For six days you shall labor and do all your work.
But the seventh day is a sabbath to the LORD your God;
you shall not do any work—
you, your son or your daughter,
your male or female slave,
your livestock,
or the alien resident in your towns.
For in six days the LORD made heaven and earth, the sea, and all that is in them,
but rested the seventh day;
therefore the LORD blessed the sabbath day and consecrated it.
Morning Prayer:
Let the words of my mouth and the meditation of my heart be acceptable to you, O Lord.
I recently heard American poet, Maurice Manning, speak about nostalgia. He deepened the definition of the word from a longing for things not present, especially a time or place that feels like home, to a longing for our first home, which we find in the natural world. He cited evidence from the natural sciences that creation generates and regenerates, drawing resources back to itself. Following this pattern, we too are drawn back to nature in our longing to find a true home.
Manning was not speaking theologically, but I believe the deep longing to relocate our place in nature comes from the Creator. God calls to us: come home, come home, come, be refreshed and renewed, abide in my creation, and call it good.
Exodus 20:8-11 confirms this call. In the surrounding verses, God offers the good gift of the law to guide God’s people in their relationship with God, creation, and community as they wander in the wilderness and prepare to enter the land God promised their ancestors. Sabbath practice sits in the center of God’s vision for the future of the faithful, calling God’s people to rest in wonderment at God’s awesome creative work.

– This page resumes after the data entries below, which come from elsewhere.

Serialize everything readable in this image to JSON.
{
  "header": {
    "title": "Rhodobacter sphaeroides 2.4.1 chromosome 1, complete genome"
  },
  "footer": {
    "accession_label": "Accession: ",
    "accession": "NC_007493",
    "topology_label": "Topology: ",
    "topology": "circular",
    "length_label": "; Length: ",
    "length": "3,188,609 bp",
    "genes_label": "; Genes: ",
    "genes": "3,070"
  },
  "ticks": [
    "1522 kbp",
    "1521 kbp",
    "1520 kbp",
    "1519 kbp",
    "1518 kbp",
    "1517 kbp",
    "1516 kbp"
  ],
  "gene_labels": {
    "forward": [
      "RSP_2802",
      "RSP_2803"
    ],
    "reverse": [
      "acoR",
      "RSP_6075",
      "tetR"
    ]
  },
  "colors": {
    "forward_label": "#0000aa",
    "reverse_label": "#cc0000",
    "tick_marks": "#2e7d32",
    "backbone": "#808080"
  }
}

You might say: these verses sound more like a prohibition of work on a day set aside for God, than a call to come home to creation; but, what are people who live on the land to do once their work has ceased, except feast their senses on God’s good creation and wonder at their place in it?
In this command, we realize that feasting and fasting go hand in hand. God calls the people to fast from busyness and productivity, to fast from worrying about having enough, and to fast from the ideology that their work is greater than God’s work. God calls the people to feast on the day, to luxuriate in the time and place that God creates, and to see the fruit of God’s making and call it very good.
Evening Prayer:
Lord, call us again. Fill our hearts with a longing to find our true home in your majestic world. Clear the film from our eyes so we can see the idolatry of our earth endangering productivity and consumption. Turn us toward the righteous path established by your law. Revive our souls as we keep sabbath. Amen
Rev. Alice Schaap Freeman grew-up in southwestern Virginia as an outdoor enthusiast and studied environmental economics at Davidson College and The School for Field Studies. She has served the church as an associate pastor, youth director, and retreat leader.